We definitely need a nauseated/puking smile. I vote for Jayn_Newell’s version.
Also, :o and :smack: are redundant. Drop the oral gratification smile, because the head smack one expresses the sentiment much more clearly.
I say keep Wally. The finger-flipping smile might be too rude.
Lastly, get rid of ;j . It has a small number of devotees, but it really isn’t very useful. We could replace it with a devil smile. (Those can be useful on occasion, when you want to admit that a comment or suggestion leaves something to be desired ethically.)
My take on Wally: Why do we HAVE that smilie if no one UNDERSTANDS what it means?
I didn’t really want to open up debate on too many established smilies, but I have never really understood the meaning/point of that one (or the Happy Orthodox Jewish smilie, but that’s another debate).
To me, the point of a smilie is that they should clearly convey a message quicker (and maybe more twee) than words alone can. I mean, I could write, “just kidding,” or, I could hit the ole button, and you know what I mean. But the Wally? I guess that it’s an insult because its use is limited to the Pit, but I would not have assumed that based on looks alone. The wink makes it hard to understand. As an insult, it would make more sense to have the actual smilie part be the mad guy, instead of the winking guy. Then, it would be very clear that it is not a friendly jibe. (Of course, I cannot imagine being in a frame of mind where I actually wanted to call someone names but would result to using a twee little smilie. But that’s yet another debate.)
Was there a point to this rant? I guess only that I think the Wally fails as a smilie - it does not send a clear message of its own.

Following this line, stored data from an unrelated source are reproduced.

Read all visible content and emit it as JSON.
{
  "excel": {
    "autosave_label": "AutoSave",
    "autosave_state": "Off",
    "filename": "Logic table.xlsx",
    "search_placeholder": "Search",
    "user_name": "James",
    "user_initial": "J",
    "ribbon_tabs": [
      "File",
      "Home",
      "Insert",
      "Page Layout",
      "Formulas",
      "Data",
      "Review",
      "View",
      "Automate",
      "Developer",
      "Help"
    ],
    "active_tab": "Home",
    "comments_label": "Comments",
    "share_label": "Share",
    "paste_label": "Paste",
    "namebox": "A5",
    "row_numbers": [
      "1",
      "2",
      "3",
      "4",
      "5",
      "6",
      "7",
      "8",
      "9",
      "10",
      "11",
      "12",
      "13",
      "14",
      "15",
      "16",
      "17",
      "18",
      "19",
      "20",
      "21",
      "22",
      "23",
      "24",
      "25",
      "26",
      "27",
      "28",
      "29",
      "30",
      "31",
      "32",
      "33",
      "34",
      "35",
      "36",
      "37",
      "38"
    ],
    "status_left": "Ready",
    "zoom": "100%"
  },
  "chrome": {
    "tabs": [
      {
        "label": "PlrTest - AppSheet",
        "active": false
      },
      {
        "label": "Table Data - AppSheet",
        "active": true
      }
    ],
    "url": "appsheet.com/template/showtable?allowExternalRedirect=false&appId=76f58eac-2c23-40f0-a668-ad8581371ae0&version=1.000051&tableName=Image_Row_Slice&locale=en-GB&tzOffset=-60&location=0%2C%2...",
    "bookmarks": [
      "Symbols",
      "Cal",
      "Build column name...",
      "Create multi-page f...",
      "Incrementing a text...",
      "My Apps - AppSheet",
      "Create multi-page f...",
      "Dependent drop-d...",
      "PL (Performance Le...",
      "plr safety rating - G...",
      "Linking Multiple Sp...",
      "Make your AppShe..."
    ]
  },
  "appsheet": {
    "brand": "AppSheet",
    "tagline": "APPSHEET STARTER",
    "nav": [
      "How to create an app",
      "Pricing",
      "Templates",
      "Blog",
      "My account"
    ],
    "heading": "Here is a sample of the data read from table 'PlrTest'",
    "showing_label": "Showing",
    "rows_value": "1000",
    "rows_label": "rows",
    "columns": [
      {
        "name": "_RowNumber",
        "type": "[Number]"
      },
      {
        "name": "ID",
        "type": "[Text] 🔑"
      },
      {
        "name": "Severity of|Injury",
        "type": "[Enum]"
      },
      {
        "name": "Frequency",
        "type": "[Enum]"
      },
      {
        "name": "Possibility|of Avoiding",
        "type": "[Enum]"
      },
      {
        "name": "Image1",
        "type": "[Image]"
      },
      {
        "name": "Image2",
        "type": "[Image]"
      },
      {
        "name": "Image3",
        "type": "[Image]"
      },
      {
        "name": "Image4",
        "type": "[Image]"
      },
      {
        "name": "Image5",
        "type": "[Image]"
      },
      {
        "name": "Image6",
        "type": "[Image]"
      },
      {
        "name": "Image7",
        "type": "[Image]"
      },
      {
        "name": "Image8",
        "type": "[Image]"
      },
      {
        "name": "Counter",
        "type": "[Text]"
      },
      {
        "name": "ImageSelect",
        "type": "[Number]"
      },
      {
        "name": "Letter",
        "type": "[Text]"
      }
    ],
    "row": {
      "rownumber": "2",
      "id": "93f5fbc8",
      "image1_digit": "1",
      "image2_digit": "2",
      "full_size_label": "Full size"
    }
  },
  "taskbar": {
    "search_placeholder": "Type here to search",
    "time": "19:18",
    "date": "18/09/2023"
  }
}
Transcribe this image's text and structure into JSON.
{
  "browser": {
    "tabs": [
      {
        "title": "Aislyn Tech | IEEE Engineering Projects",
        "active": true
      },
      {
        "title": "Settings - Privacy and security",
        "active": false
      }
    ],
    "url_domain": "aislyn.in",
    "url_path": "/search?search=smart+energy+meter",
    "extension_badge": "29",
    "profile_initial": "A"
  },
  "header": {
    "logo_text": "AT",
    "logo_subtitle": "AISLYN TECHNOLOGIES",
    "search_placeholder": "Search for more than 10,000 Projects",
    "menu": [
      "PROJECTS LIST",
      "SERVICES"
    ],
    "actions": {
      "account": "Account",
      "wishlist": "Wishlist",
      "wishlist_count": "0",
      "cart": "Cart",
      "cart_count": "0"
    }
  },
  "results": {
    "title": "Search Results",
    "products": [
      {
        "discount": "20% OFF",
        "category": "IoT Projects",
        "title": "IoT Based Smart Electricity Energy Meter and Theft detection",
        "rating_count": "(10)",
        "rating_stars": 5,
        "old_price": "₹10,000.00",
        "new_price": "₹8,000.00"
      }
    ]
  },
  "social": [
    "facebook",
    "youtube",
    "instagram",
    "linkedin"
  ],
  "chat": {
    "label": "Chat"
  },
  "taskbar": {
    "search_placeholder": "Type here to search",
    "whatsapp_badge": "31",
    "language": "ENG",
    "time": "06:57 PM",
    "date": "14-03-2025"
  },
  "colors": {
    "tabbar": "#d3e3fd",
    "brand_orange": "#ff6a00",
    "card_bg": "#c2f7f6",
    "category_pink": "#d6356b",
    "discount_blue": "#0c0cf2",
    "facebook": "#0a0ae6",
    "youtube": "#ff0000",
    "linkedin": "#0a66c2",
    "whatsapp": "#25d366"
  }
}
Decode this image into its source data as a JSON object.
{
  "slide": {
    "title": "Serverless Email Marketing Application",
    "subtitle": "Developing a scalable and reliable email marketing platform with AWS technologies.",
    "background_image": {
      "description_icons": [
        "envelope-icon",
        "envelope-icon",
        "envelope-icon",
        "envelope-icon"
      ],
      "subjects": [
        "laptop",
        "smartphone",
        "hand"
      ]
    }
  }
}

How would that affect the existing messages? I imagine that it would make them harder to read in that where the messages might have once been coherent (hey, I’m trying to be generous), the loss of the smilies might make them lose meaning. I don’t think that we should delete any smilie. Maybe move one out of the smilie box to discourage use, but that’s it.
There is a technical reason we should avoid animated smilies: At least some of us use Privoxy to avoid ads, and have it configured to disable GIF animations. If smilies were animated, those of us using this would not know it. If the animation were essential to understanding the smilie, we would not get it.
All this is in addition to the fact that animation is a bad idea for many other reasons. It’s just another nail in the coffin.
Wow, if I’d have known that people were going to take that seriously, I would have gone to the trouble to figure out how to make the background transparent, and to optimize the color tables, and the like. I’m not sure it’d exactly fit in, except as an in-joke, but if folks really want it, sure, I’ll put it on the table.
And I think that “because they’re annoying” is a quite sufficient reason not to use animated smilies. Were it strictly a technical matter, I wouldn’t be quite so opposed.
Smilies are just another tool of communication, animated or otherwise.
If you find them annoying, you are probably someone who takes yourself way too seriously.
Like I do.
I personally find “IMHO”, “LOL”, and all those other juvenile abbreviations annoying, as well as all graphical smilies. Smilies were invented as a semi-clever use of the keyboard’s limited graphical capability. Transfering that to small yellow balls with faces completely destroys the ingenuity of the original intent. Its incredibly annoying to find get automatically turned into a yellow ball because they imply different context.
That said, there’s poor communication and effective communication, using any language, pictograph, animation, small film clip, color.
The more smillies the board has, the more options we have in terms of communicating with each other, with the opportunity for increased precision.
If the board is truly interested in fighting ignorance, then any opportunity to increase communcative accuracy by use of a wider lexicon is a good thing.
Cool! I dug up the original post on SDMB that contained those submissions, but the various image-hosting sites people used were either gone or no longer had the smilies up.
One reason I was looking for this was that I remembered a pretty good pukey smilie (see #42 in the section “Submissions between 10 May and 24 May 2002 / aka Beware of geeks bearing .gifs”), and if we’re going to go with a pukey smilie (seems popular idea), it should be one that is instantaneously self-explanatory. No offense to the artists, but some of the current submissions look like someone puffing up in temper before screaming, and/or aren’t easy to make out at all.